Tales From a Religion Flunky

This has been a walk like no other. Last time I walked the Frances it was packed, hot and sweaty. More of a party atmosphere than a religious undertaking, and that was fine by me.

I am not, nor have I ever been, a religious person. And there is good reason for that. Have you ever known anyone who flunked out of Lutheran confirmation classes – like Catholic catechism? Well, now you do. Yup! That’s me. I broke the minister at the age of 13, by refusing to stay silent, asking too many questions and not having enough faith. But I figured if I was pledging to believe something, they should do me the courtesy of explaining it in detail. Apparently, in our Lutheran church I was supposed to sit down and shut up. Something I have never been able to master. Sorry, Pastor Meier.

So we all agreed that I would not continue in my religious classes. The minister barely looked at me after that. I don’t remember him speaking directly to me ever again. After such a rejection, by a servant of God, no less, it was likely the beginnings of me never being a joiner.

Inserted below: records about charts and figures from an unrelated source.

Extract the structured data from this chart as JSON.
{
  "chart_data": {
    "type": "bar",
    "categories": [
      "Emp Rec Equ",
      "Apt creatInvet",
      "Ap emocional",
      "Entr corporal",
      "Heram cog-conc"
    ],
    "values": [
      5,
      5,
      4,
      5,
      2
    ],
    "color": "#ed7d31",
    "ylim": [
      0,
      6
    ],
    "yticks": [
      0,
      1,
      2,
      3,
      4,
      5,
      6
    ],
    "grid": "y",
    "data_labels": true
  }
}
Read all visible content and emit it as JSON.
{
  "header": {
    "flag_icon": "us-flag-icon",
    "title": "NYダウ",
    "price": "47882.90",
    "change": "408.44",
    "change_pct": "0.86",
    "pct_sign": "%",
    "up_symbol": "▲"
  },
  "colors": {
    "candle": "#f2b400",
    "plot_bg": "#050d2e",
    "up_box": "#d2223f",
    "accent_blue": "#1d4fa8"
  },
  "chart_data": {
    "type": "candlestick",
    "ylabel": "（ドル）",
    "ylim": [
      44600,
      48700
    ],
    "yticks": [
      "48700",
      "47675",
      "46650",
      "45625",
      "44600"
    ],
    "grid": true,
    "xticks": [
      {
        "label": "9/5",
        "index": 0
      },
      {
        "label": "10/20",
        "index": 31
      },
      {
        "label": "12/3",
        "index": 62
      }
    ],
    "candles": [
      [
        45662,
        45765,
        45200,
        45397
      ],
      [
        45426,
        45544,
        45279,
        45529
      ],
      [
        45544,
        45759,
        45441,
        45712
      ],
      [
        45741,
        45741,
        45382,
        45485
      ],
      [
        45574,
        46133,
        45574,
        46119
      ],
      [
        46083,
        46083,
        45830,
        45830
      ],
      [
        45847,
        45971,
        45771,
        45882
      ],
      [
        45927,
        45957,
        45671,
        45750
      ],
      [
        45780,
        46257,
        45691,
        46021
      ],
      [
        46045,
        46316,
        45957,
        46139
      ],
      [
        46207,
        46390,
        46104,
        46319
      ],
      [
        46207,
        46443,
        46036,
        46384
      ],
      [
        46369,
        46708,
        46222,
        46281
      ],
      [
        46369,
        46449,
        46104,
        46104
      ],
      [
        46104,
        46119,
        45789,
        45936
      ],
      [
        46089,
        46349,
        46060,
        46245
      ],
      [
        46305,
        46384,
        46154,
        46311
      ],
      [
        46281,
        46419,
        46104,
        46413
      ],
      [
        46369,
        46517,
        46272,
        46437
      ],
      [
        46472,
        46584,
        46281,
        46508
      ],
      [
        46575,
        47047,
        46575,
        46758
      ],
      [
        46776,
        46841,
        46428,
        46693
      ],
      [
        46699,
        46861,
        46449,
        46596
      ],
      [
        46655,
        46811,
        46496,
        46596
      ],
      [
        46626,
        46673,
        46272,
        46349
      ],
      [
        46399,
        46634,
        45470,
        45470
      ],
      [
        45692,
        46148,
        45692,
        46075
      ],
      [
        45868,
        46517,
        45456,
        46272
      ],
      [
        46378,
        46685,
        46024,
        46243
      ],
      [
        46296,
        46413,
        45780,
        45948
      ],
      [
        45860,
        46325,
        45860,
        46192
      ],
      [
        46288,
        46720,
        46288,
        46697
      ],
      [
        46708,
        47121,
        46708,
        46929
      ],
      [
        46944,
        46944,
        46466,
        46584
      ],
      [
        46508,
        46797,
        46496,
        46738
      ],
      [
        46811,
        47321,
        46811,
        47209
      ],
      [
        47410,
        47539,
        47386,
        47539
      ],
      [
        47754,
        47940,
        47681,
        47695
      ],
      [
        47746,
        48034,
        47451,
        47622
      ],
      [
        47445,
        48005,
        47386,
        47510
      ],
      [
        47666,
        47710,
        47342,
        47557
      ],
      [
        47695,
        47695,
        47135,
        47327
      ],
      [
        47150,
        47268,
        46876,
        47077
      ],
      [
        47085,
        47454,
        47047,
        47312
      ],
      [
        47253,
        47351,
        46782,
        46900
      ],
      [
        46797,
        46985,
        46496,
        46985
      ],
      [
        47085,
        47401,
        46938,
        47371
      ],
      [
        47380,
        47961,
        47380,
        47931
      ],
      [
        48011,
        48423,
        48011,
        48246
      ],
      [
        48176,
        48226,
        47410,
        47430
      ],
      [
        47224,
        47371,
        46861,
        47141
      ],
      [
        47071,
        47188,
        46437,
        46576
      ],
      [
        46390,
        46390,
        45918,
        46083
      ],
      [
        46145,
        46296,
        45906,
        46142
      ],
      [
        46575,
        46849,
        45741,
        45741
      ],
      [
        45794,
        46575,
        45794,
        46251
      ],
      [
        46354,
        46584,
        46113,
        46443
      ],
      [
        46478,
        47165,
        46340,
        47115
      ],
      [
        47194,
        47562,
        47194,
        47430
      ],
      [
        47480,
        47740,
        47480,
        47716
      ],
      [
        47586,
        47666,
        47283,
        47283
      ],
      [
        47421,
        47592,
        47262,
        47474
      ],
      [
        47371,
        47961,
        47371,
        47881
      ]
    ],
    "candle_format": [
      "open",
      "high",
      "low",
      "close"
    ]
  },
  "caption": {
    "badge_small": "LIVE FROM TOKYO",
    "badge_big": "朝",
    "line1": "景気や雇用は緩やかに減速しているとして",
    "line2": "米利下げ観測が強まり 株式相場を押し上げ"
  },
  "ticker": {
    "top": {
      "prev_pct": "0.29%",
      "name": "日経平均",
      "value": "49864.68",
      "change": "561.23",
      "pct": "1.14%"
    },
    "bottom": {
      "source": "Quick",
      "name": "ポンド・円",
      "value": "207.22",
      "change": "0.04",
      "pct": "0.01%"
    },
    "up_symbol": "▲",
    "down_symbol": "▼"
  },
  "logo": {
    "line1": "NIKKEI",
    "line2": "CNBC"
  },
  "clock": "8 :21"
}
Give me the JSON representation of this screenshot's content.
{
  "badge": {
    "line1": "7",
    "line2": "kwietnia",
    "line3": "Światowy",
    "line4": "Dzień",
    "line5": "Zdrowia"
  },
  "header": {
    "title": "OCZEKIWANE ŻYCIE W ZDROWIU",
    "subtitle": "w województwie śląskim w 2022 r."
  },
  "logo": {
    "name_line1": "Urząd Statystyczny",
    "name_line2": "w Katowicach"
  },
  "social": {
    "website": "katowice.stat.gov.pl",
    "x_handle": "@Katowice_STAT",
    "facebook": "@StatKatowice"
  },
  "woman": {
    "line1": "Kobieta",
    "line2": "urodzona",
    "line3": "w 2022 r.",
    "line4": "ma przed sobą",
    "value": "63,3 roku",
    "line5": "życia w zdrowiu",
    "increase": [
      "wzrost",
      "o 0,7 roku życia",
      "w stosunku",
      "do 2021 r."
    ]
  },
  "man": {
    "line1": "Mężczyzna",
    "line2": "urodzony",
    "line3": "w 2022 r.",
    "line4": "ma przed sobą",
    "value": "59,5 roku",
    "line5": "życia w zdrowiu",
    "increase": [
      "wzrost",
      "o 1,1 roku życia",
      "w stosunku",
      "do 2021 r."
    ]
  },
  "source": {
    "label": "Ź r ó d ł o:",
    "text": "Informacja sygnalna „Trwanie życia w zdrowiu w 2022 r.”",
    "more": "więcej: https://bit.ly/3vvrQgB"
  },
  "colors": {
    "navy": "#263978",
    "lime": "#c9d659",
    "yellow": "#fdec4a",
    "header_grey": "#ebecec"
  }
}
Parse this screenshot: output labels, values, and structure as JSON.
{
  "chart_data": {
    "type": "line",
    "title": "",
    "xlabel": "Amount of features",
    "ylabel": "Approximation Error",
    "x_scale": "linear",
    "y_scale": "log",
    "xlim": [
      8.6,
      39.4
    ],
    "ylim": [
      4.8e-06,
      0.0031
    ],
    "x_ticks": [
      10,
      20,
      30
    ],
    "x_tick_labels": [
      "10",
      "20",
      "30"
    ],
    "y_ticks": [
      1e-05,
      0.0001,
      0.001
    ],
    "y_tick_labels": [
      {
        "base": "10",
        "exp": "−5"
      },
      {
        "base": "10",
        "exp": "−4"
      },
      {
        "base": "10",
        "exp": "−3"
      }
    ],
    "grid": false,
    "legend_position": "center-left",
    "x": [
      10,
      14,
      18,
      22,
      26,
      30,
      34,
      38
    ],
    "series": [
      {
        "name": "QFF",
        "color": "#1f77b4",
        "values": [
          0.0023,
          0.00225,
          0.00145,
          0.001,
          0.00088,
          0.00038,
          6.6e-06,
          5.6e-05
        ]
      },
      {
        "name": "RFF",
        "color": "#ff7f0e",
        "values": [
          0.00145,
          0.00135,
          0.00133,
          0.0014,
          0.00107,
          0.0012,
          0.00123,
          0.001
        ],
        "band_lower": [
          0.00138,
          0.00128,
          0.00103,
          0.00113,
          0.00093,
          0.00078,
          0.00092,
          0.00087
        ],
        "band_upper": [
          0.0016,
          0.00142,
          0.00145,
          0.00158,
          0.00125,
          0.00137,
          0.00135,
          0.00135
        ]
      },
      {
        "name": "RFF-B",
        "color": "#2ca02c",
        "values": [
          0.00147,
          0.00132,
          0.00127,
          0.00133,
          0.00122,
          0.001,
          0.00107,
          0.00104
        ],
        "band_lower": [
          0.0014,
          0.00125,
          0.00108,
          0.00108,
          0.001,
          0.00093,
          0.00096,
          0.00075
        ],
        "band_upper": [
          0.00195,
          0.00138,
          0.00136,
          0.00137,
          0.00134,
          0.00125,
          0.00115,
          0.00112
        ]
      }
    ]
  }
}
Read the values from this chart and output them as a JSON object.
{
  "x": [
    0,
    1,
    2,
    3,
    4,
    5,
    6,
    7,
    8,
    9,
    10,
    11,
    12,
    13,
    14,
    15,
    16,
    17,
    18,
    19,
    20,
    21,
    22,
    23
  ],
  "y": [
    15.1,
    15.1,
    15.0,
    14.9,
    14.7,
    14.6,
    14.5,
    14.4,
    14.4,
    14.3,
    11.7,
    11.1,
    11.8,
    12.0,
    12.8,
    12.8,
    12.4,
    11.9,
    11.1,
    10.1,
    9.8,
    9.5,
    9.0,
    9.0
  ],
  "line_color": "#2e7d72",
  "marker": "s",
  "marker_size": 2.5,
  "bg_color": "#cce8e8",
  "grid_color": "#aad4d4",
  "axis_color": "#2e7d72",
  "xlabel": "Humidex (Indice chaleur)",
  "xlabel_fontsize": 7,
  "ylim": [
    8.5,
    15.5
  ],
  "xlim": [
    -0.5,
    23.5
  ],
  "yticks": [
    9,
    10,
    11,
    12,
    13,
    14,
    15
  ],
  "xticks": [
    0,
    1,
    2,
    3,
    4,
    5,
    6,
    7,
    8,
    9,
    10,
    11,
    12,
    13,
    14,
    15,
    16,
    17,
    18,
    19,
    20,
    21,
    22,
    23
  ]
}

I have had people invite me to their church in the US. ‘All are welcome.’ But I usually decline. They have no idea who they’re dealing with. I broke a minister, as a child, for god sake. No church is gonna want that.

But on this Camino I am being surrounded by people who are very religious and happy to share it with me in unusual ways.

The other day after a Pilgrim meal, a woman slipped me a note written on a napkin. We had all been sharing our story and she felt compelled afterwards to share this with me.

I had to look it up on the internet because I haven’t read a bible in more than 40 years. Esther is a woman who has a difficult choice to make, to stand up to the king who is planning to eradicate all the Jews in his kingdom. She can remain silent or she can risk her own life speaking up, while recognizing that this is perhaps why she was born in the first place.

I am not doing anything in my life so remarkable, where the stakes are so high. Perhaps the food truck on the Camino inspired her. But it did give me something to think about on my next stretch walking alone. Why am I here?

I have had the privilege of walking with all sorts of people. From the spectrum of pauper to prince. One man I walked with for awhile is the retired CEO of a global company. One you would know instantly if I just showed you the logo. He retired in December and is already here walking to Santiago. We spent a few hours talking, as he regaled me with stories from a class he had taken in college. He had been required to read a book about Zen Buddhism and the stories were something like The 100 Most Important Zen Fables. Something like that. Of course they all had a lesson.

‘After 40 years you still remember those stories.’ I was amazed.

He laughed ‘Its been longer than that. But I never forgot them.’

‘Did you use them in your work?’ I asked. What a great leader he must have been with these lessons in his back pocket.

He frowned ‘I tried to.’ But then he stopped and looked directly at me. ‘You know what? No, I didn’t. Over the years it became more and more about money. Making Wall Street happy. Making short term decisions for the stock price. Shareholder value. But the values we had when I first started working there were gone by the time I left.’

I saw the pain this caused him. ‘Is that why you’re here? Walking?’

This pretty quiet guy looked exasperated. ‘I have no idea why I’m here or what I’m doing?’

I smiled. He was beating himself up. ‘You’re here, just walking. That’s enough. Great epiphanies or none.’ I shrugged ‘Are you enjoying it?’

He smiled. ‘Yeah. I am. My life is reduced to walking, eating, drinking and sleeping. I don’t have to make any decisions outside of those. People say this is hard, but it’s a relief.’

He hugged me at the next town. He was staying there and I was walking on. It made me think of the verse on the napkin the woman handed me. Perhaps my purpose for being here is just this. To listen in that one moment. A church isn’t always a building.

As I unpacked my pack this afternoon after reaching my destination I found the prayer card the old man gave me on the steep path yesterday. And I leave it with you here. Love is always the answer. It seems appropriate. Even for a religion flunky, like me.